Sorry. Thought you were more on a new technology type. Sorry you don't have free long distance. For five lines, I pay $99.99 for the first two, $10 each for the next three. I added unlimited multimedia messaging for all five lines for $20. With taxes and fees, I pay $161.xx per month. Sorry, I forget the cents. The T-Mobile family plan includes free weekends, free nights, free long distance, all the standard cell functions, and free T-Mobile to T-Mobile.
Not bad for five lines.
SouthernFried
01-19-2008, 01:37 AM
That's the best you can come up with? A lame geezer rant about how those goddamn kids are all a bunch of slackers?
Damn...your right, my bad.
When you find liberal/socialist Americans working twice as hard as ANY of our forebearers, call the enquirer. Their always looking for the bizarre.
Fixed.
PixelPusher
01-19-2008, 02:18 AM
When you find liberal/socialist Americans working twice as hard as ANY of our forebearers, call the enquirer. Their always looking for the bizarre.
Get off yer lazy, welfare collecting asses and get a job, you damn hippies!

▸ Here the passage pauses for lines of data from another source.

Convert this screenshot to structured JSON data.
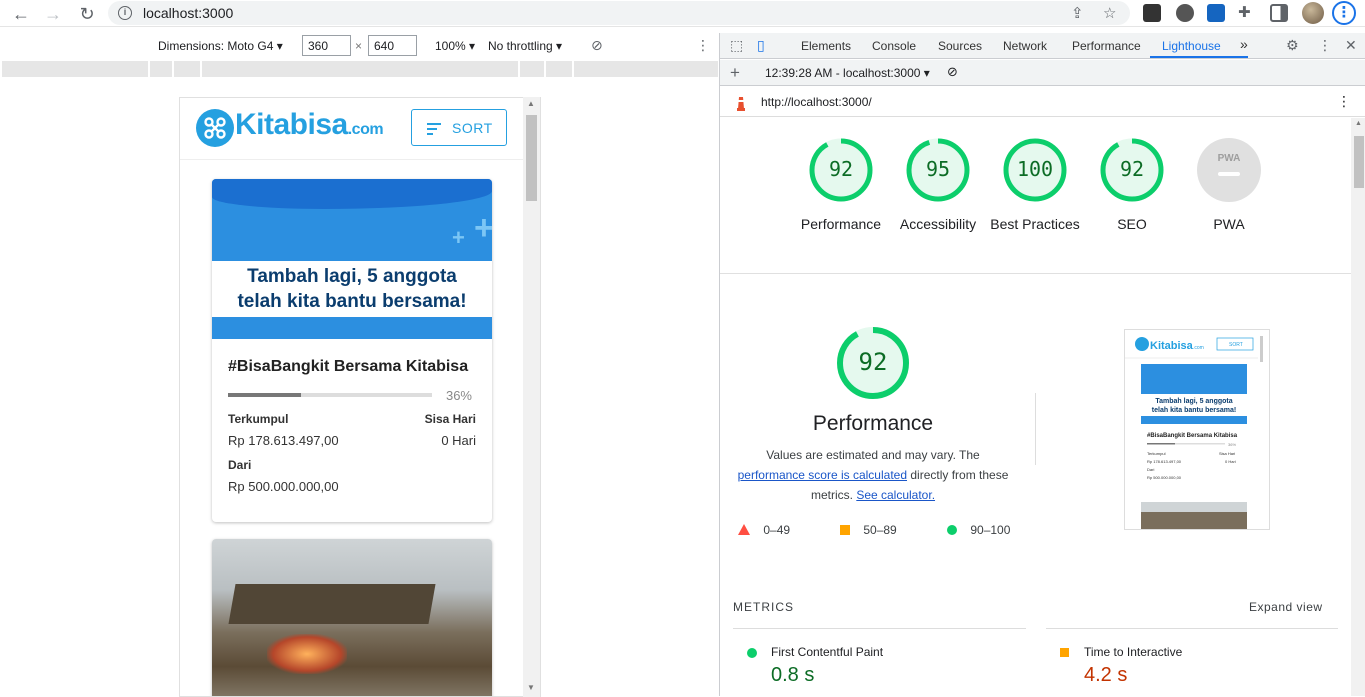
{
  "browser": {
    "url": "localhost:3000"
  },
  "device_toolbar": {
    "dimensions_label": "Dimensions: Moto G4",
    "width": "360",
    "height": "640",
    "times": "×",
    "zoom": "100%",
    "throttling": "No throttling"
  },
  "app": {
    "brand": "Kitabisa",
    "brand_suffix": ".com",
    "sort_label": "SORT",
    "card": {
      "banner_line1": "Tambah lagi, 5 anggota",
      "banner_line2": "telah kita bantu bersama!",
      "title": "#BisaBangkit Bersama Kitabisa",
      "progress_percent": 36,
      "progress_label": "36%",
      "collected_label": "Terkumpul",
      "collected_value": "Rp 178.613.497,00",
      "days_label": "Sisa Hari",
      "days_value": "0 Hari",
      "from_label": "Dari",
      "from_value": "Rp 500.000.000,00"
    }
  },
  "devtools": {
    "tabs": [
      "Elements",
      "Console",
      "Sources",
      "Network",
      "Performance",
      "Lighthouse"
    ],
    "active_tab": "Lighthouse",
    "more_tabs": "»",
    "report_selector": "12:39:28 AM - localhost:3000",
    "report_url": "http://localhost:3000/"
  },
  "lighthouse": {
    "scores": [
      {
        "label": "Performance",
        "value": "92"
      },
      {
        "label": "Accessibility",
        "value": "95"
      },
      {
        "label": "Best Practices",
        "value": "100"
      },
      {
        "label": "SEO",
        "value": "92"
      },
      {
        "label": "PWA",
        "value": "PWA"
      }
    ],
    "performance_score": "92",
    "performance_title": "Performance",
    "desc_pre": "Values are estimated and may vary. The",
    "desc_link1": "performance score is calculated",
    "desc_mid": "directly from these metrics.",
    "desc_link2": "See calculator.",
    "legend": {
      "fail": "0–49",
      "average": "50–89",
      "pass": "90–100"
    },
    "colors": {
      "pass": "#0cce6b",
      "average": "#ffa400",
      "fail": "#ff4e42",
      "pass_text": "#0c6c25",
      "average_text": "#c33300"
    },
    "metrics_heading": "METRICS",
    "expand_view": "Expand view",
    "metrics": [
      {
        "name": "First Contentful Paint",
        "value": "0.8 s",
        "status": "pass"
      },
      {
        "name": "Time to Interactive",
        "value": "4.2 s",
        "status": "average"
      }
    ]
  }
}
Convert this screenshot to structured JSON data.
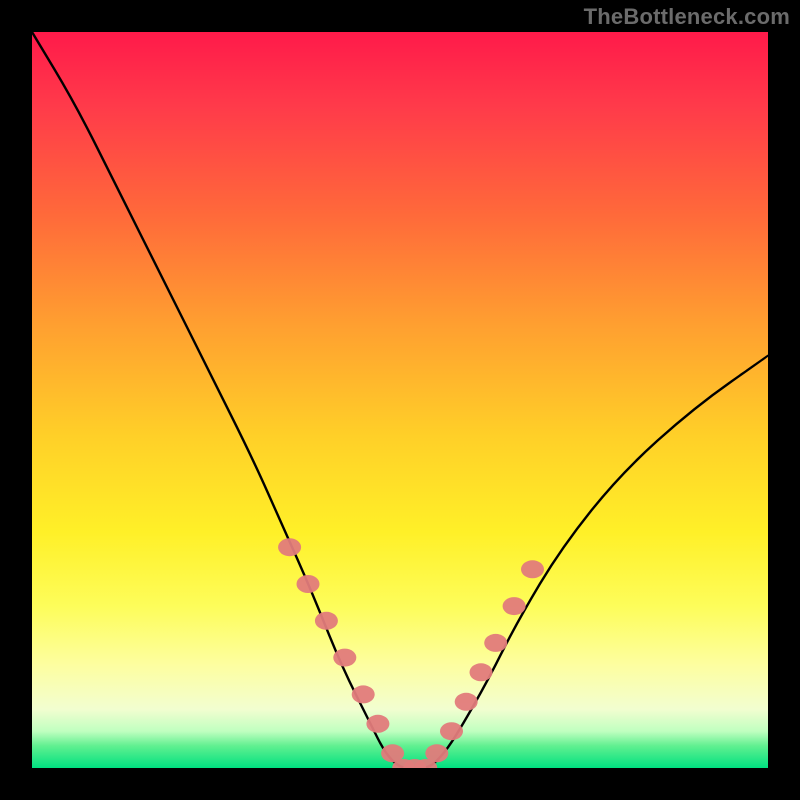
{
  "watermark": "TheBottleneck.com",
  "colors": {
    "frame": "#000000",
    "curve": "#000000",
    "marker_fill": "#e17b7b",
    "marker_stroke": "#b85a5a"
  },
  "chart_data": {
    "type": "line",
    "title": "",
    "xlabel": "",
    "ylabel": "",
    "xlim": [
      0,
      100
    ],
    "ylim": [
      0,
      100
    ],
    "grid": false,
    "legend": false,
    "note": "Axes unlabeled; x approximates configuration index, y approximates bottleneck %. Values are visual estimates from gradient height.",
    "series": [
      {
        "name": "bottleneck-curve",
        "x": [
          0,
          6,
          12,
          18,
          24,
          30,
          34,
          38,
          42,
          46,
          48,
          50,
          52,
          54,
          56,
          58,
          62,
          66,
          72,
          80,
          90,
          100
        ],
        "y": [
          100,
          90,
          78,
          66,
          54,
          42,
          33,
          24,
          14,
          6,
          2,
          0,
          0,
          0,
          2,
          5,
          12,
          20,
          30,
          40,
          49,
          56
        ]
      }
    ],
    "markers": {
      "name": "highlighted-points",
      "x": [
        35,
        37.5,
        40,
        42.5,
        45,
        47,
        49,
        50.5,
        52,
        53.5,
        55,
        57,
        59,
        61,
        63,
        65.5,
        68
      ],
      "y": [
        30,
        25,
        20,
        15,
        10,
        6,
        2,
        0,
        0,
        0,
        2,
        5,
        9,
        13,
        17,
        22,
        27
      ]
    }
  }
}
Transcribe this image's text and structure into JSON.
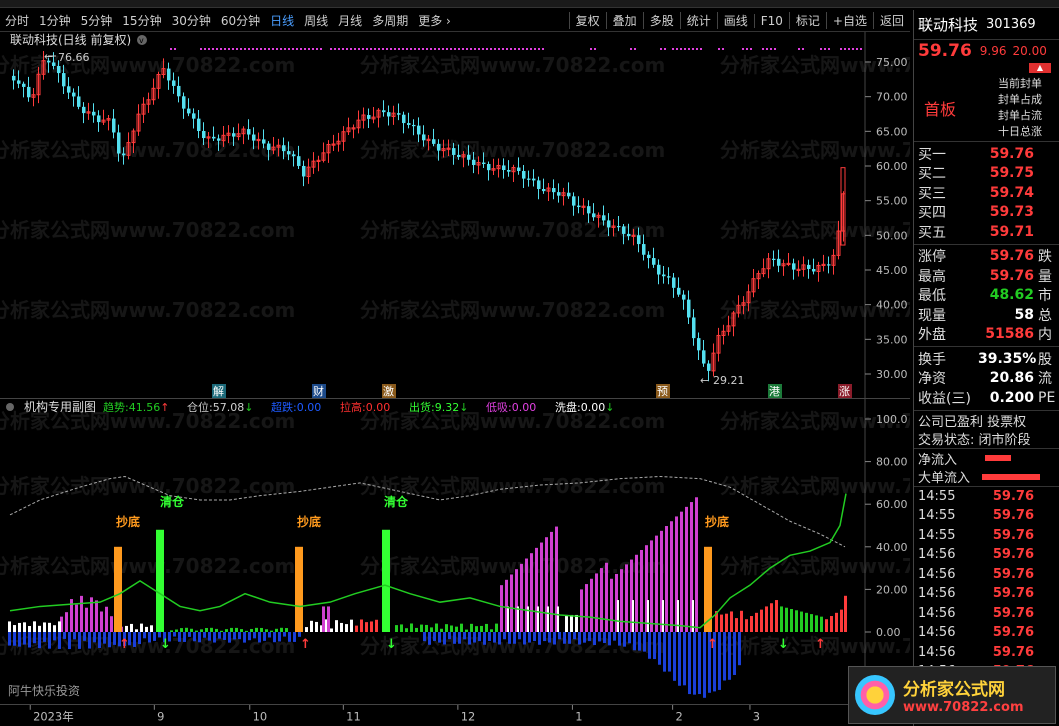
{
  "toolbar": {
    "tabs": [
      "分时",
      "1分钟",
      "5分钟",
      "15分钟",
      "30分钟",
      "60分钟",
      "日线",
      "周线",
      "月线",
      "多周期",
      "更多 ›"
    ],
    "active_tab": "日线",
    "right_buttons": [
      "复权",
      "叠加",
      "多股",
      "统计",
      "画线",
      "F10",
      "标记",
      "+自选",
      "返回"
    ]
  },
  "main_chart": {
    "title": "联动科技(日线 前复权)",
    "high_label": "76.66",
    "low_label": "29.21",
    "y_ticks": [
      "75.00",
      "70.00",
      "65.00",
      "60.00",
      "55.00",
      "50.00",
      "45.00",
      "40.00",
      "35.00",
      "30.00"
    ],
    "event_markers": [
      "解",
      "财",
      "激",
      "预",
      "港",
      "涨"
    ]
  },
  "sub_chart": {
    "title": "机构专用副图",
    "legend": [
      {
        "label": "趋势:",
        "value": "41.56",
        "arrow": "↑",
        "color": "#22cc22"
      },
      {
        "label": "仓位:",
        "value": "57.08",
        "arrow": "↓",
        "color": "#cfcfcf"
      },
      {
        "label": "超跌:",
        "value": "0.00",
        "arrow": "",
        "color": "#1e5bff"
      },
      {
        "label": "拉高:",
        "value": "0.00",
        "arrow": "",
        "color": "#ff3030"
      },
      {
        "label": "出货:",
        "value": "9.32",
        "arrow": "↓",
        "color": "#33ff33"
      },
      {
        "label": "低吸:",
        "value": "0.00",
        "arrow": "",
        "color": "#e040e0"
      },
      {
        "label": "洗盘:",
        "value": "0.00",
        "arrow": "↓",
        "color": "#ffffff"
      }
    ],
    "y_ticks": [
      "100.0",
      "80.00",
      "60.00",
      "40.00",
      "20.00",
      "0.00"
    ],
    "signals": [
      {
        "label": "抄底",
        "color": "#ff9a1e"
      },
      {
        "label": "清仓",
        "color": "#33ff33"
      },
      {
        "label": "抄底",
        "color": "#ff9a1e"
      },
      {
        "label": "清仓",
        "color": "#33ff33"
      },
      {
        "label": "抄底",
        "color": "#ff9a1e"
      }
    ],
    "footer_text": "阿牛快乐投资"
  },
  "x_axis": [
    "2023年",
    "9",
    "10",
    "11",
    "12",
    "1",
    "2",
    "3"
  ],
  "right_panel": {
    "stock_name": "联动科技",
    "stock_code": "301369",
    "price": "59.76",
    "change": "9.96",
    "change_pct": "20.00",
    "board_tag": "首板",
    "board_info": [
      "当前封单",
      "封单占成",
      "封单占流",
      "十日总涨"
    ],
    "bids": [
      {
        "label": "买一",
        "price": "59.76"
      },
      {
        "label": "买二",
        "price": "59.75"
      },
      {
        "label": "买三",
        "price": "59.74"
      },
      {
        "label": "买四",
        "price": "59.73"
      },
      {
        "label": "买五",
        "price": "59.71"
      }
    ],
    "stats": [
      {
        "label": "涨停",
        "value": "59.76",
        "color": "#ff3b3b",
        "tail": "跌"
      },
      {
        "label": "最高",
        "value": "59.76",
        "color": "#ff3b3b",
        "tail": "量"
      },
      {
        "label": "最低",
        "value": "48.62",
        "color": "#22cc22",
        "tail": "市"
      },
      {
        "label": "现量",
        "value": "58",
        "color": "#ffffff",
        "tail": "总"
      },
      {
        "label": "外盘",
        "value": "51586",
        "color": "#ff3b3b",
        "tail": "内"
      }
    ],
    "stats2": [
      {
        "label": "换手",
        "value": "39.35%",
        "tail": "股"
      },
      {
        "label": "净资",
        "value": "20.86",
        "tail": "流"
      },
      {
        "label": "收益(三)",
        "value": "0.200",
        "tail": "PE"
      }
    ],
    "company_info": "公司已盈利 投票权",
    "trade_status": "交易状态: 闭市阶段",
    "net_inflow": "净流入",
    "big_inflow": "大单流入",
    "ticks": [
      {
        "time": "14:55",
        "price": "59.76"
      },
      {
        "time": "14:55",
        "price": "59.76"
      },
      {
        "time": "14:55",
        "price": "59.76"
      },
      {
        "time": "14:56",
        "price": "59.76"
      },
      {
        "time": "14:56",
        "price": "59.76"
      },
      {
        "time": "14:56",
        "price": "59.76"
      },
      {
        "time": "14:56",
        "price": "59.76"
      },
      {
        "time": "14:56",
        "price": "59.76"
      },
      {
        "time": "14:56",
        "price": "59.76"
      },
      {
        "time": "14:56",
        "price": "59.76"
      }
    ]
  },
  "watermarks": [
    "分析家公式网www.70822.com"
  ],
  "logo": {
    "text": "分析家公式网",
    "url": "www.70822.com"
  }
}
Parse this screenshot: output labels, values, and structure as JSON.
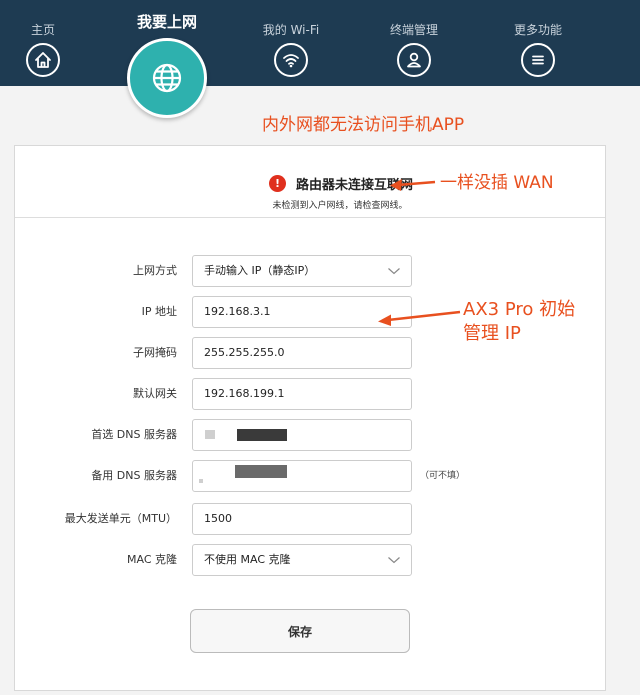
{
  "nav": {
    "items": [
      {
        "label": "主页",
        "icon": "home-icon"
      },
      {
        "label": "我要上网",
        "icon": "globe-icon"
      },
      {
        "label": "我的 Wi-Fi",
        "icon": "wifi-icon"
      },
      {
        "label": "终端管理",
        "icon": "user-icon"
      },
      {
        "label": "更多功能",
        "icon": "menu-icon"
      }
    ],
    "active_index": 1
  },
  "annotations": {
    "top": "内外网都无法访问手机APP",
    "wan": "一样没插 WAN",
    "ip_line1": "AX3 Pro 初始",
    "ip_line2": "管理 IP",
    "color": "#e8501f"
  },
  "status": {
    "icon_text": "!",
    "title": "路由器未连接互联网",
    "subtitle": "未检测到入户网线，请检查网线。",
    "icon_color": "#e0301e"
  },
  "form": {
    "connection_type": {
      "label": "上网方式",
      "value": "手动输入 IP（静态IP）"
    },
    "ip_address": {
      "label": "IP 地址",
      "value": "192.168.3.1"
    },
    "subnet_mask": {
      "label": "子网掩码",
      "value": "255.255.255.0"
    },
    "gateway": {
      "label": "默认网关",
      "value": "192.168.199.1"
    },
    "primary_dns": {
      "label": "首选 DNS 服务器",
      "value": ""
    },
    "secondary_dns": {
      "label": "备用 DNS 服务器",
      "value": "",
      "hint": "（可不填）"
    },
    "mtu": {
      "label": "最大发送单元（MTU）",
      "value": "1500"
    },
    "mac_clone": {
      "label": "MAC 克隆",
      "value": "不使用 MAC 克隆"
    }
  },
  "save_label": "保存",
  "colors": {
    "topbar": "#1e3b52",
    "active_tab": "#2eb1ae"
  }
}
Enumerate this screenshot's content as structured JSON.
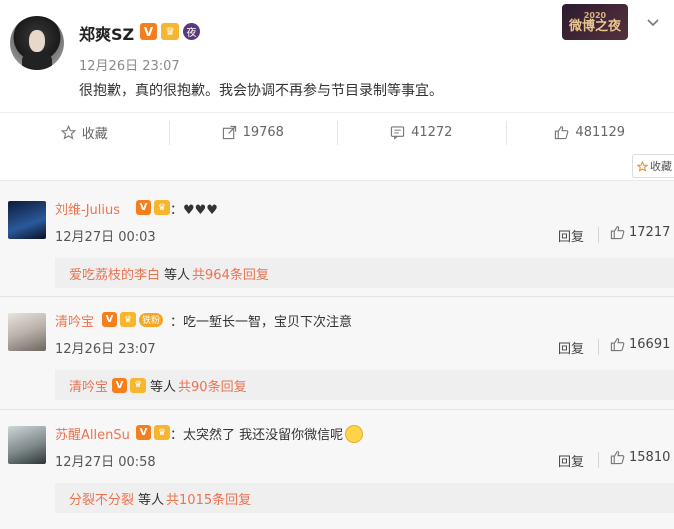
{
  "post": {
    "username": "郑爽SZ",
    "badge_v": "V",
    "badge_night": "夜",
    "time": "12月26日 23:07",
    "text": "很抱歉，真的很抱歉。我会协调不再参与节目录制等事宜。",
    "event_logo": "微博之夜",
    "event_year": "2020"
  },
  "actions": {
    "favorite_label": "收藏",
    "repost_count": "19768",
    "comment_count": "41272",
    "like_count": "481129"
  },
  "fav_tag_label": "收藏",
  "comments": [
    {
      "name": "刘维-Julius",
      "text": "：♥♥♥",
      "time": "12月27日 00:03",
      "reply_label": "回复",
      "likes": "17217",
      "sub_who": "爱吃荔枝的李白",
      "sub_deng": "等人",
      "sub_count": "共964条回复"
    },
    {
      "name": "清吟宝",
      "fan_badge": "铁粉",
      "text": "：吃一堑长一智，宝贝下次注意",
      "time": "12月26日 23:07",
      "reply_label": "回复",
      "likes": "16691",
      "sub_who": "清吟宝",
      "sub_deng": "等人",
      "sub_count": "共90条回复"
    },
    {
      "name": "苏醒AllenSu",
      "text": "：太突然了 我还没留你微信呢",
      "time": "12月27日 00:58",
      "reply_label": "回复",
      "likes": "15810",
      "sub_who": "分裂不分裂",
      "sub_deng": "等人",
      "sub_count": "共1015条回复"
    }
  ],
  "colors": {
    "name_orange": "#eb7350",
    "v_badge": "#f57f1c",
    "crown": "#f8b52e"
  }
}
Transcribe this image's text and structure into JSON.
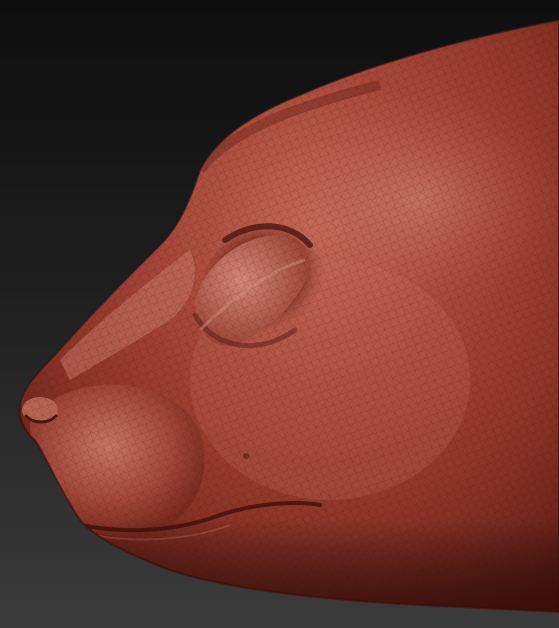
{
  "scene": {
    "subject": "sculpted-animal-head-side-view",
    "material_color": "#9a3b2c",
    "material_highlight": "#c8705e",
    "material_shadow": "#4a1610",
    "background_top": "#0f0f0f",
    "background_bottom": "#3a3a3a",
    "wireframe_visible": true
  }
}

http://upload.wikimedia.org/wikipedia/commons/thumb/c/c3/Us_unemployment_rates_1950_2005.png/800px-Us_unemployment_rates_1950_2005.png
Which leaves roughly 95% of Americans that are working, and contributing to the historic high productivity level I cited earlier.
Steeeeeeeeerike Two!
SouthernFried
01-19-2008, 12:47 PM
Oh...this is good news indeed!! We have great productivity growth, great unemployment figures. Vote Republican!
On a side note...
Figures and stat's...what would we do without 'em?
Amazing how women are now working, but, unemployment figures haven't changed much since the 50's, when there were less of them working (can't claim unemployment when you don't work, damnitall.)
We don't produce anything anymore (we're an 80% service economy,) but productivity consistently rising CANNOT have anything to do with implementing new "measurement" techniques of productivity (can't base productivity on goods if you don't make any, there must be other "multiple factors")... or using gross sales of chinese made, well...everything... as part of the equation.
And salaries not keeping up with the new great productivity figures probably has to do with greedy people keeping more of that great increase...and little to do with jobs being at Walmart instead of GM.
Ahh, economists and statistics...
But I have to agree...it is nice to see Liberals and Socialists working so damned hard.
Extra Stout
01-19-2008, 03:53 PM
Statistics are only valid when they reinforce your preconceived ideology. Otherwise, they reflect bias on the part of the statistician.